CineSavant Column

Tuesday June 7, 2022

Hello!

An interesting disc arrived from Shout! Factory to review. That quality disc boutique hasn’t provided us with review product for quite a while, just odd marginal titles of the kind we don’t normally cover. We do our utmost not to take this personally. Now out of the blue comes this very good disc, which is also far outside CineSavant’s normal purview. Interesting subject matter . . . is someone at Shout! Factory trying to tell me something?

No paranoia here — the disc was surely sent in good faith. And here’s a mini-review, just to be cooperative. I’ve yet to see a Sesame Street disc that wasn’t quality goods, such as this item from 2019 that has signifcant nostalgia appeal.

On June 7 arrives the fabulous kiddie disc Elmo Potty Time Plus!, a two-hour musical primer in which the beloved red muppet Elmo preps little kids on the Wide & Wonderful World of personal hygiene, and what those porcelain artworks in the bathroom are all about. It has subtitles in both Spanish and English, so if your toddler doesn’t like to listen to your instructions, maybe he’ll be happy reading them in a foreign language.

Actually, parents of babies and tiny tots have extra issues to worry about this year — masks — vaccines — baby formula. I will watch the whole thing, just to make sure I’ve nothing new to learn. Does the show need a scene in which Elmo hoards toilet paper?

 


 

This was a curious sight.

Correspondent and CineSavant contributor “B” was searching through old issues of Variety. Like most magazines Variety carried occasional movie star endorsement ads, for everything from cigarettes to motor oil. Mad Magazine had a field day pointing out the absurdity of this mercantile persuasion strategy, with spoof ads lampooning the patronizing assumptions Madison Avenue made about American consumers.

This endorsement ad is a real head-scratcher. (It’s fully readable if you zoom in or open it in a new window.) Dolled up and dressed as if they were Tyrone Power and Gene Tierney, actors John Dall and Peggy Cummins look like a million bucks posing for Lux Soap. The surprise is that the ad is a movie tie-in with the very non-glamorous rural bandit noir Gun Crazy. Admiring ‘lovely’ Peggy Cummins, we wonder how the photo would look if she were brandishing Annie Laurie Starr’s murderous six-gun.

In 1950, were Dall and Cummins front-page Hollywood personalities?  They were not exactly career skyrockets (Ms. Cummins was cheated, of course). They’re leading players and she’s certainly ‘Lux-worthy’ beautiful, so I guess it’s no shock that they might be solicited for endorsements. Perhaps they had a clever agent who neglected to tell the Lux people that Gun Crazy is a perverse crime picture about mad dog killers begging to be shot down like Bonnie & Clyde. When John and Peggy are cornered in a swamp and covered with sweat and mud, the cops don’t offer them a chance to wash up.

We doubt that the copywriter really asked Peggy for her thoughts about Lux. Just the same, the ad includes a quote from the actress:

“It’s wonderful the way Lux Soap facials leave skin softer, smoother. I work the rich fragrant lather well in, rinse, and then pat gently with a soft towel to dry.”

It sounds like Ms. Cummins could have been a shoo-in to narrate the queasier sections of Elmo Potty Time Plus.

We’re thinking that the Ad agency could have studied “Gun Crazy” and come up with a much better quote. They could even re-dub some of the film’s dialogue, for TV spots:

Annie Laurie Starr:   “Bart, I’ve been kicked around all my life, and from now on, I’m gonna start kicking back — with Lux Soap!”  “I want a lot of things – big things! soapy things!”

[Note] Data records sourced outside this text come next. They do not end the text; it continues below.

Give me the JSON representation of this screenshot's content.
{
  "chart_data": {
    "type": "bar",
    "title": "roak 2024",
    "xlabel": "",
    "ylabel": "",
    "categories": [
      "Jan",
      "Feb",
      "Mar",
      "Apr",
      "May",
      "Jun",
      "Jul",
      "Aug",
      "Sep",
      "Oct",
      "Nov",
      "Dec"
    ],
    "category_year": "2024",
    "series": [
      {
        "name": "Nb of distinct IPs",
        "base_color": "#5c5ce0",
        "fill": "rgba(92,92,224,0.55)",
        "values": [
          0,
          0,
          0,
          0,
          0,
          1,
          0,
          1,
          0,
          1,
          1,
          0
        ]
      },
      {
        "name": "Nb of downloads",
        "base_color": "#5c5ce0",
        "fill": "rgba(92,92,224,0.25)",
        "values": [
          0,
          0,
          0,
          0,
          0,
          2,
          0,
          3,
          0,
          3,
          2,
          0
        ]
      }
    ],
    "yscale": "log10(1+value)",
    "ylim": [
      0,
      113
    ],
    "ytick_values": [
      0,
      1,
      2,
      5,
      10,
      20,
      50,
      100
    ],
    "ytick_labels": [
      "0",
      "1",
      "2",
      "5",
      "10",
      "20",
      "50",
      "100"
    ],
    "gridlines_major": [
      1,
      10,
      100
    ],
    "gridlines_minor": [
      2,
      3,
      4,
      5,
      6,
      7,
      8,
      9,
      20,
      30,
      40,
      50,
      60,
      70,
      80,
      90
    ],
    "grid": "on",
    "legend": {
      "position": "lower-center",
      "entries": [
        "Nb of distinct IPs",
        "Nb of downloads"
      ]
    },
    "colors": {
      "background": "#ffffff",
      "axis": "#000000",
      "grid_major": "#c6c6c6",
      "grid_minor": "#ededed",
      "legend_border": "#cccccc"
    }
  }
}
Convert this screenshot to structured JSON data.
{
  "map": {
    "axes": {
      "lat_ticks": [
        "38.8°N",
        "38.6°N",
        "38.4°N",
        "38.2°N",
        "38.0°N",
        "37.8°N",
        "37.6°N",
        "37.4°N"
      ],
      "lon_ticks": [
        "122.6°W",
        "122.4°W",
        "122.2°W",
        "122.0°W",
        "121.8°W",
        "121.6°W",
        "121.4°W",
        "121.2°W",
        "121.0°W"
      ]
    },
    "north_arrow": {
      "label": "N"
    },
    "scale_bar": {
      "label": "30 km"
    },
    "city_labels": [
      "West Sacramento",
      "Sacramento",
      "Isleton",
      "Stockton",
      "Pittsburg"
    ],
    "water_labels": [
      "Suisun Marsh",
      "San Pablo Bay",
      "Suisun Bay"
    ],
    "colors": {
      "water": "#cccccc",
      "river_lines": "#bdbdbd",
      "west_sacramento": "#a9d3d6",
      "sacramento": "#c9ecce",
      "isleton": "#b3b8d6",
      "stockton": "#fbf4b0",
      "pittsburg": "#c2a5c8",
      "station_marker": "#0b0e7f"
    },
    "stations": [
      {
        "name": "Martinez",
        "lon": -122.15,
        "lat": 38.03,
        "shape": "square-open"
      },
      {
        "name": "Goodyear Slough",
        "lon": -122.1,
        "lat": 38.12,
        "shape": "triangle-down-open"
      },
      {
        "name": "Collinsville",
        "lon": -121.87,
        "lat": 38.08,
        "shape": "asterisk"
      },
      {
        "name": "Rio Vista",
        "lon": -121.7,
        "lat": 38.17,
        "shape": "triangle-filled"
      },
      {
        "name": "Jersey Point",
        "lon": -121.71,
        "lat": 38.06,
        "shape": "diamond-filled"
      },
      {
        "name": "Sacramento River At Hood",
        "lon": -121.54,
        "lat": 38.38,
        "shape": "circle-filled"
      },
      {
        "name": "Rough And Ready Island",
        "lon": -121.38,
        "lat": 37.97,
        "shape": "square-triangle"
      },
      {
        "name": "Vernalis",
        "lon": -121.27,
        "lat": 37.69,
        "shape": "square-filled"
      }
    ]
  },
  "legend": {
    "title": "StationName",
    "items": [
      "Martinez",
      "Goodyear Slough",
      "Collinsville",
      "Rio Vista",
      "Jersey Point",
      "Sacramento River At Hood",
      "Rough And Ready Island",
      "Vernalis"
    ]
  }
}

“You’ll never make big money. You’re a two-bit guy. Lux Soap is on sale today at four bits, in the generous new bath size cake.”

Bart Tare:   “We go together, Annie. I don’t know why. Maybe like guns and ammunition and Lux Soap go together.”

Annie Laurie Starr:   “Come on, Bart, let’s finish it the way we started it: on the level. I’ll start the bath, you get the Lux Soap.”

The Lux tie-in might explain why the bandit-lovers in Gun Crazy keep falling down and dropping things when escaping: they must be slipping on bars of soap.